Los dioses reunidos acordaron que dos de ellos tendrían que sacrificarse para crear al nuevo Sol. Se ofrecieron Tecuciztécatl "El Señor de Los Caracoles" y Nanahuatzín, "El Purulento". Uno, la exaltación de la belleza; el otro la representación de la imperfección humana. Los dos querían ser el Sol del quinto intento en busca de la perfección humana. Para ello debían hacer una semana de sacrificios, purificarse y saltar sobre el fuego cósmico que libera a la materia y la convierte en energía.
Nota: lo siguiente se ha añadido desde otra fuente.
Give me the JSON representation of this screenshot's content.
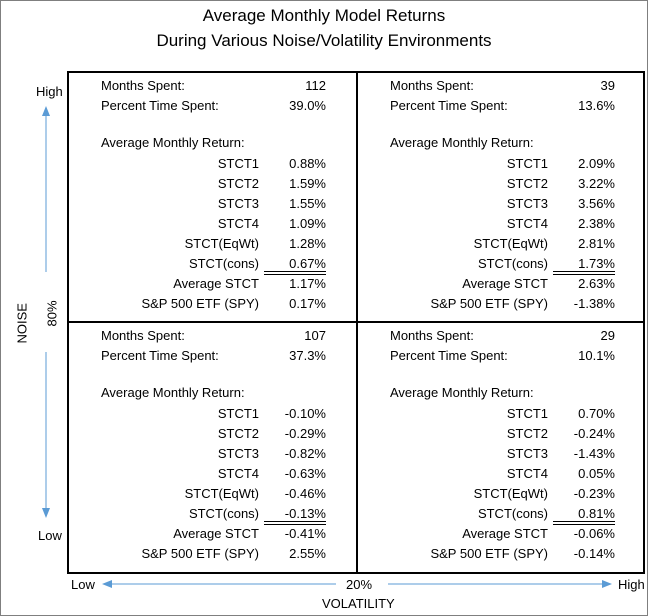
{
  "chart_data": {
    "type": "table",
    "title": "Average Monthly Model Returns",
    "subtitle": "During Various Noise/Volatility Environments",
    "y_axis": {
      "label": "NOISE",
      "high": "High",
      "low": "Low",
      "threshold": "80%"
    },
    "x_axis": {
      "label": "VOLATILITY",
      "high": "High",
      "low": "Low",
      "threshold": "20%"
    },
    "labels": {
      "months_spent": "Months Spent:",
      "percent_time": "Percent Time Spent:",
      "avg_return": "Average Monthly Return:",
      "rows": [
        "STCT1",
        "STCT2",
        "STCT3",
        "STCT4",
        "STCT(EqWt)",
        "STCT(cons)",
        "Average STCT",
        "S&P 500 ETF (SPY)"
      ]
    },
    "quadrants": [
      {
        "noise": "High",
        "volatility": "Low",
        "months": "112",
        "percent": "39.0%",
        "values": [
          "0.88%",
          "1.59%",
          "1.55%",
          "1.09%",
          "1.28%",
          "0.67%",
          "1.17%",
          "0.17%"
        ]
      },
      {
        "noise": "High",
        "volatility": "High",
        "months": "39",
        "percent": "13.6%",
        "values": [
          "2.09%",
          "3.22%",
          "3.56%",
          "2.38%",
          "2.81%",
          "1.73%",
          "2.63%",
          "-1.38%"
        ]
      },
      {
        "noise": "Low",
        "volatility": "Low",
        "months": "107",
        "percent": "37.3%",
        "values": [
          "-0.10%",
          "-0.29%",
          "-0.82%",
          "-0.63%",
          "-0.46%",
          "-0.13%",
          "-0.41%",
          "2.55%"
        ]
      },
      {
        "noise": "Low",
        "volatility": "High",
        "months": "29",
        "percent": "10.1%",
        "values": [
          "0.70%",
          "-0.24%",
          "-1.43%",
          "0.05%",
          "-0.23%",
          "0.81%",
          "-0.06%",
          "-0.14%"
        ]
      }
    ]
  }
}
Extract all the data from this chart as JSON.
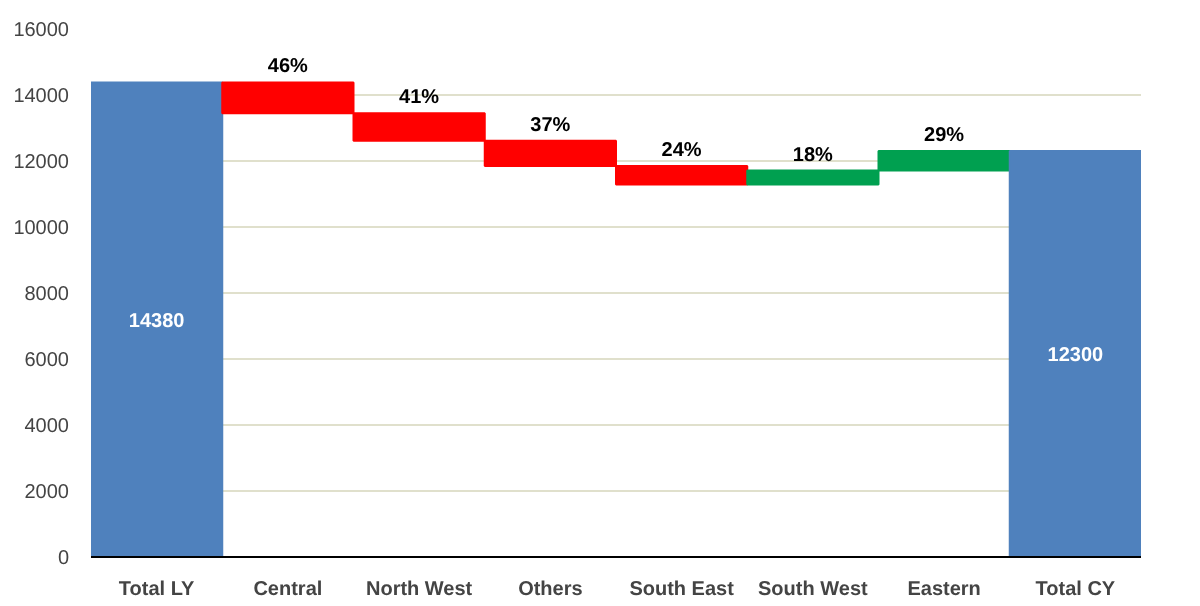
{
  "chart_data": {
    "type": "bar",
    "categories": [
      "Total LY",
      "Central",
      "North West",
      "Others",
      "South East",
      "South West",
      "Eastern",
      "Total CY"
    ],
    "values": [
      14380,
      -930,
      -840,
      -760,
      -560,
      420,
      590,
      12300
    ],
    "base": [
      0,
      14380,
      13450,
      12610,
      11850,
      11290,
      11710,
      0
    ],
    "colors": [
      "#4f81bd",
      "#ff0000",
      "#ff0000",
      "#ff0000",
      "#ff0000",
      "#00a050",
      "#00a050",
      "#4f81bd"
    ],
    "value_labels": [
      "14380",
      null,
      null,
      null,
      null,
      null,
      null,
      "12300"
    ],
    "annotations": [
      {
        "text": "46%",
        "x": "Central",
        "y": 14380
      },
      {
        "text": "41%",
        "x": "North West",
        "y": 13450
      },
      {
        "text": "37%",
        "x": "Others",
        "y": 12610
      },
      {
        "text": "24%",
        "x": "South East",
        "y": 11850
      },
      {
        "text": "18%",
        "x": "South West",
        "y": 11710
      },
      {
        "text": "29%",
        "x": "Eastern",
        "y": 12300
      }
    ],
    "ylim": [
      0,
      16000
    ],
    "yticks": [
      0,
      2000,
      4000,
      6000,
      8000,
      10000,
      12000,
      14000,
      16000
    ],
    "grid": "y"
  }
}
Tecuciztécatl utilizó para su ofrenda plumas de quetzal, bolas de oro y unas espinas hechas de coral. El no se comprometió y evadió el autosacrificio espiritual presentando ofrendas materiales y suntuosas. Nanahuatzín en cambio se sacrificó con verdadero compromiso y fervor, utilizando abeto, pino y espinas de maguey.
Llegado el momento, estaba allá en Teotihuacán la gran fogata cósmica rodeada por todos los dioses en donde tendrían que saltar para consumirse en el fuego liberador de las impurezas terrenales.
Primero Tecuciztécatl intentó saltar cuatro veces, pero el miedo no lo dejó. Tocó entonces el turno a Nanahuatzín quien, decidido, saltó en medio de las grandes llamas. De inmediato, Tecuciztécatl lleno de vergüenza se arrojó a la hoguera en forma tardía.
El destino de Nanahuatzín fue convertirse en el Sol de la quinta era y Tecuciztécatl se convirtió en la luna, porque después de haber saltado, apareció por el Oriente. Fue entonces qué los Dioses decidieron arrojarle un conejo en la cara, para que no brillara tanto como el Sol.
¡Que por nuestro medio se robustezca el Sol, sacrifiquémonos, muramos todos!

De esta manera los dioses decidieron sacrificarse para que este Sol tuviera movimiento. Es por ello que a los seres humanos también se les llamaba ?"macehuales"-(merecidos del sacrificio de los dioses)-. Por ellos la tierra nuevamente tenía un Sol y estaba en movimiento.